Sunday, March 18, 2012

I love to make art, travel and KICK ASS 24-7...as long as I get enough sleep.

I am in a good zone right now when it comes to making art. Love is not a distraction. Crushes on certain men. Yes! But not enough to cut into my painting time. hahaha I am visual being so Duh and or Hello fellas!

I find myself in a better mood now that I'm making time to make art and I realize how vital it has become to my sanity. My usual sessions are late nights during the week and mornings/late afternoons during the weekends. One of my co-workers gave me two canvases he wasn't using and I thank my lucky stars he thought of me to give them to. I have been using anything I can find, material hasn't really mattered - leftover cardboard, old paper and leftover mailing labels. I am tempted to stick them on the subway trains when I go to New York city at the end of the month. ;)

My travels are going to increase once more thanks to several projects I have going on right now.

1) 4 x 6 art exchange and The Things Found series by the Art House Co-Op in Brooklyn.
2) It's a small, small world exhibit at the Family Business gallery in Chelsea.
3) Art All Night event in Pittsburgh.  <------never been. SO EXCITED to go.

I still have a full time job I need to kick ass at so I am working on the art gig part-time. I'm having a fun time painting and finding inspiration. I'm creating like WOAH! and I want lots of people to see my work.

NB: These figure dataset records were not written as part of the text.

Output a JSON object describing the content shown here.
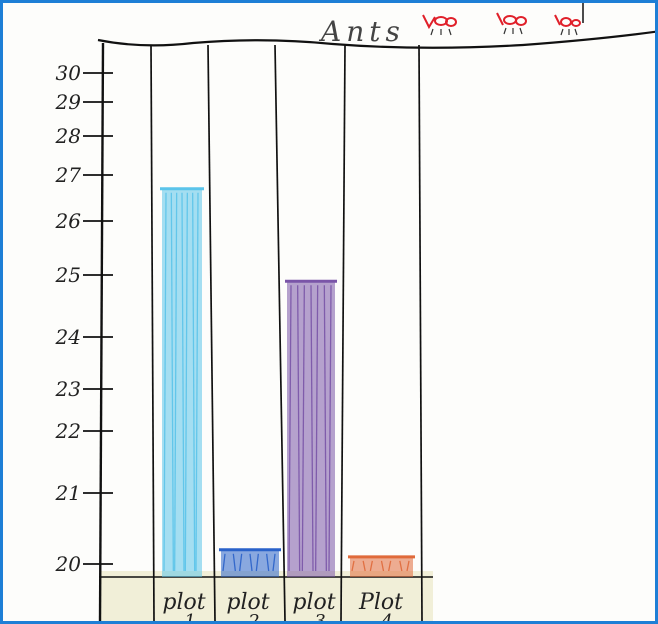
{
  "chart_data": {
    "type": "bar",
    "title": "Ants",
    "xlabel": "",
    "ylabel": "",
    "categories": [
      "plot 1",
      "plot 2",
      "plot 3",
      "plot 4"
    ],
    "category_lines": [
      [
        "plot",
        "1"
      ],
      [
        "plot",
        "2"
      ],
      [
        "plot",
        "3"
      ],
      [
        "Plot",
        "4"
      ]
    ],
    "values": [
      26.7,
      20.2,
      24.9,
      20.1
    ],
    "colors": [
      "#5bc4ea",
      "#2a62c9",
      "#7a55a8",
      "#e06a3a"
    ],
    "y_ticks": [
      "20",
      "21",
      "22",
      "23",
      "24",
      "25",
      "26",
      "27",
      "28",
      "29",
      "30"
    ],
    "ylim": [
      19.85,
      30
    ],
    "grid": false,
    "legend": "none"
  }
}
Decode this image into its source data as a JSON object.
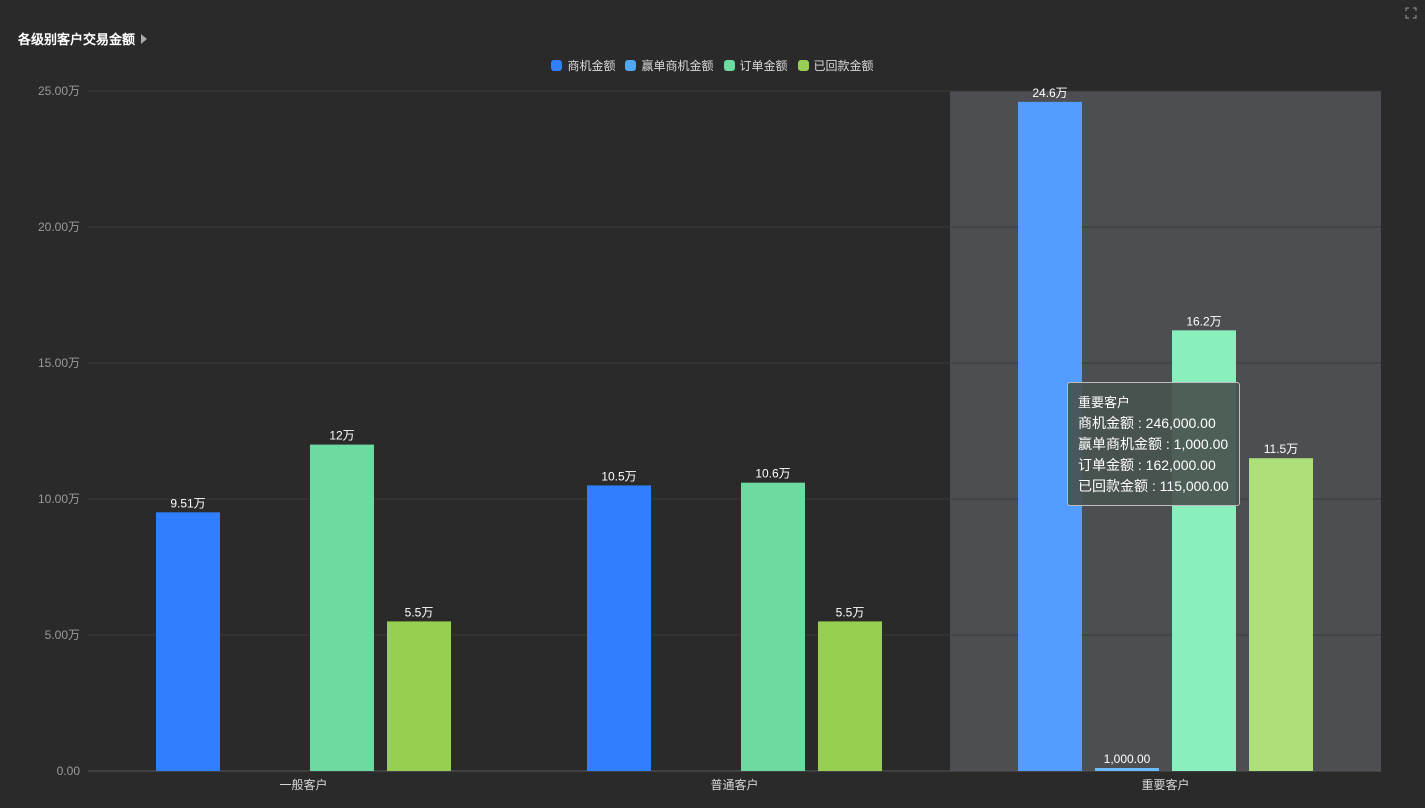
{
  "header": {
    "title": "各级别客户交易金额"
  },
  "tooltip": {
    "title": "重要客户",
    "rows": [
      "商机金额 : 246,000.00",
      "赢单商机金额 : 1,000.00",
      "订单金额 : 162,000.00",
      "已回款金额 : 115,000.00"
    ]
  },
  "chart_data": {
    "type": "bar",
    "categories": [
      "一般客户",
      "普通客户",
      "重要客户"
    ],
    "series": [
      {
        "name": "商机金额",
        "color": "#2f7fff",
        "highlight_color": "#529dff",
        "values": [
          95100,
          105000,
          246000
        ],
        "labels": [
          "9.51万",
          "10.5万",
          "24.6万"
        ]
      },
      {
        "name": "赢单商机金额",
        "color": "#4fa8f6",
        "highlight_color": "#6cbaff",
        "values": [
          0,
          0,
          1000
        ],
        "labels": [
          "",
          "",
          "1,000.00"
        ]
      },
      {
        "name": "订单金额",
        "color": "#6ddb9f",
        "highlight_color": "#88efbd",
        "values": [
          120000,
          106000,
          162000
        ],
        "labels": [
          "12万",
          "10.6万",
          "16.2万"
        ]
      },
      {
        "name": "已回款金额",
        "color": "#97cf53",
        "highlight_color": "#aee07a",
        "values": [
          55000,
          55000,
          115000
        ],
        "labels": [
          "5.5万",
          "5.5万",
          "11.5万"
        ]
      }
    ],
    "y_ticks": [
      "0.00",
      "5.00万",
      "10.00万",
      "15.00万",
      "20.00万",
      "25.00万"
    ],
    "ylim": [
      0,
      250000
    ],
    "highlighted_category": "重要客户",
    "grid": true,
    "legend_position": "top-center"
  }
}
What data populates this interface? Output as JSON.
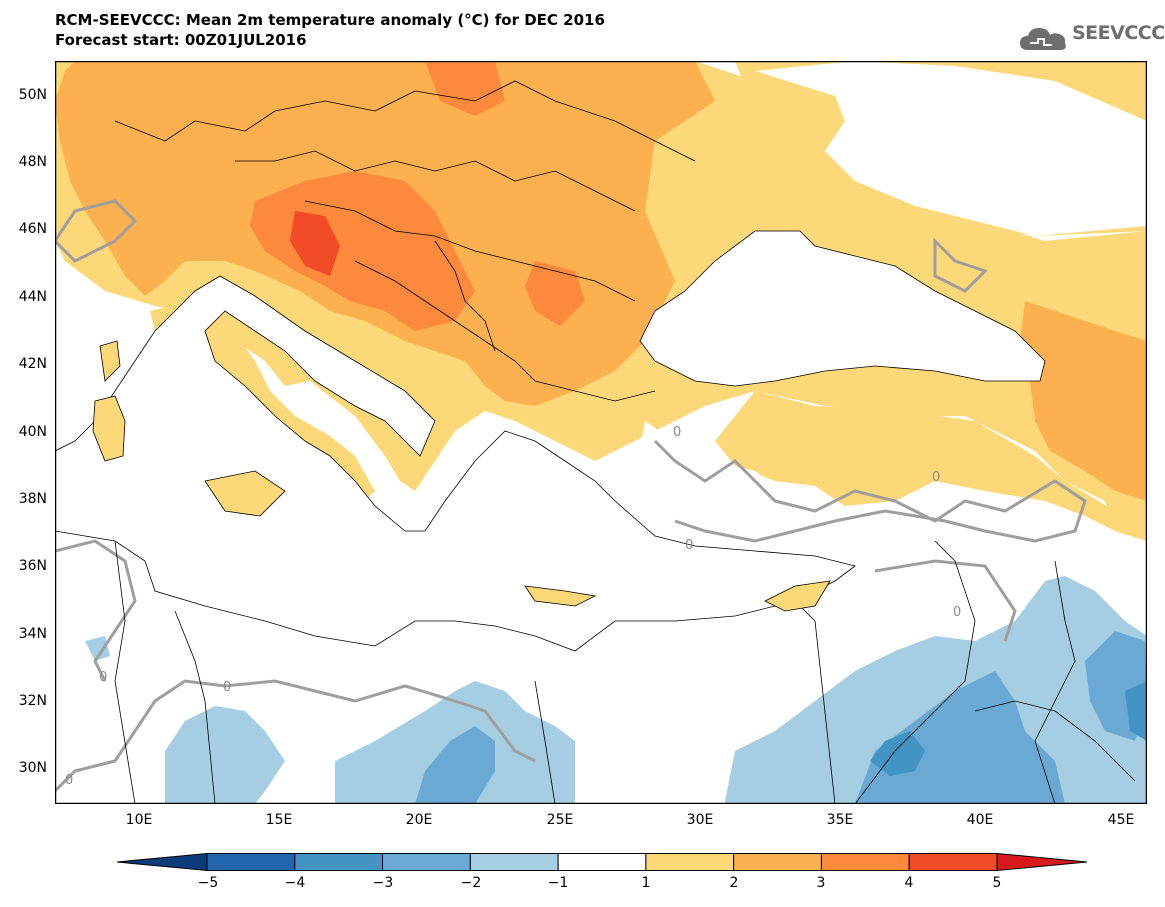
{
  "title": {
    "line1": "RCM-SEEVCCC: Mean 2m temperature anomaly (°C) for DEC 2016",
    "line2": "Forecast start: 00Z01JUL2016"
  },
  "logo": {
    "text": "SEEVCCC",
    "icon": "cloud-icon"
  },
  "map": {
    "lon_range": [
      7,
      46
    ],
    "lat_range": [
      29,
      51
    ],
    "lat_labels": [
      "50N",
      "48N",
      "46N",
      "44N",
      "42N",
      "40N",
      "38N",
      "36N",
      "34N",
      "32N",
      "30N"
    ],
    "lon_labels": [
      "10E",
      "15E",
      "20E",
      "25E",
      "30E",
      "35E",
      "40E",
      "45E"
    ],
    "contour_label": "0"
  },
  "colorbar": {
    "levels": [
      "−5",
      "−4",
      "−3",
      "−2",
      "−1",
      "1",
      "2",
      "3",
      "4",
      "5"
    ],
    "colors": [
      "#0d3c7a",
      "#2166ac",
      "#4393c3",
      "#6aa9d4",
      "#a6cee3",
      "#ffffff",
      "#fdd878",
      "#fdb04f",
      "#fd8a3c",
      "#f24b28",
      "#d7191c"
    ]
  }
}
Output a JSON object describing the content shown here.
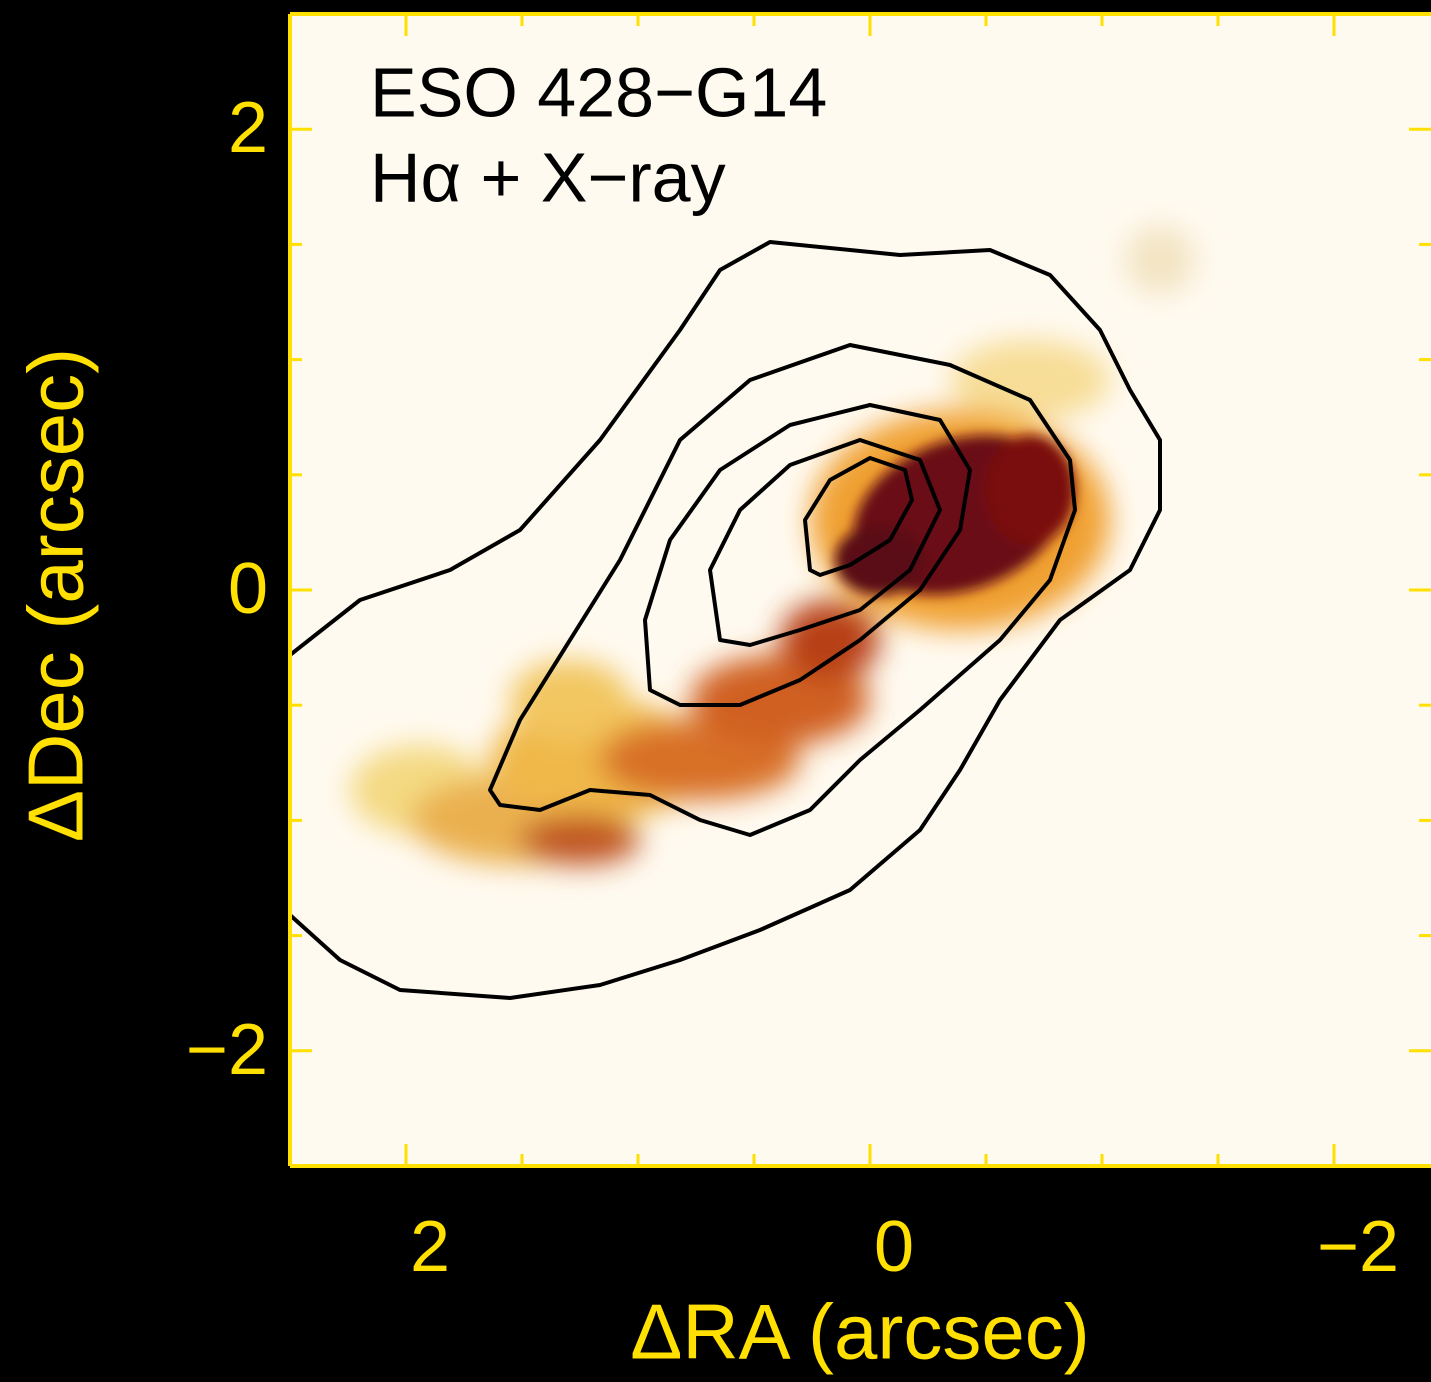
{
  "chart_data": {
    "type": "image",
    "title": "ESO 428−G14",
    "subtitle": "Hα + X−ray",
    "x_label": "ΔRA (arcsec)",
    "y_label": "ΔDec (arcsec)",
    "xlim": [
      2.5,
      -2.42
    ],
    "ylim": [
      -2.5,
      2.5
    ],
    "xticks": [
      2,
      0,
      {
        "value": -2,
        "label": "−2"
      }
    ],
    "yticks": [
      {
        "value": -2,
        "label": "−2"
      },
      0,
      2
    ],
    "xticks_minor": [
      1.5,
      1,
      0.5,
      -0.5,
      -1,
      -1.5
    ],
    "yticks_minor": [
      -1.5,
      -1,
      -0.5,
      0.5,
      1,
      1.5
    ],
    "axis_color": "#ffe000"
  }
}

The painting below was inspired by no other than, one of my loves, Brooklyn. It's so twisted. When I lived there, I wanted nothing more than to leave all the noise and scum and now I want to move back. I am whack like a heart attack. So until that happens, I will continue to work on art. I started this painting last year and lost interest during the process. I have returned to it and I will see it through until it's done.  I  was thinking about a bike messenger riding their bike on the track in the subway and coming face to face with a subway car. I started to imagine maybe he took some acid right before and he didn't give a shit of the consequences. In the moment when the train shines a light on him, he feels extreme bliss.
Then my imagination produced the imagery below. I couldn't tell you why I have these thoughts. I just do!
I'm not fighting the awesome power of my ridiculous thoughts.

And negative! I'm not on anything, just Super Z power. Which makes me want to start a web comic with Super Z as a superhero and she wouldn't be saving lives, more like creating absurd situations for herself and her friends. Then whining about how she got herself into such a mess, but then not really worrying about it because she gets distracted by shiny objects and then she forgets what she was worrying about.  I'd put her in a cape with superhero attire and she'd walk around the city in it and no one would blink an eye. oooh! and she would talk to the ghost of Frida Kahlo asking her for advice. Her sidekick would be a talking cat wearing a top hat.  He's ill-tempered and I'd name him Oswald. Something along those lines....this is just off the top of my head.
I hope never to lose my fountain of creativity or else I would never be the same Z everyone knows.
My light would dim and I'd become a boring slice of Safeway bread. Not very exciting.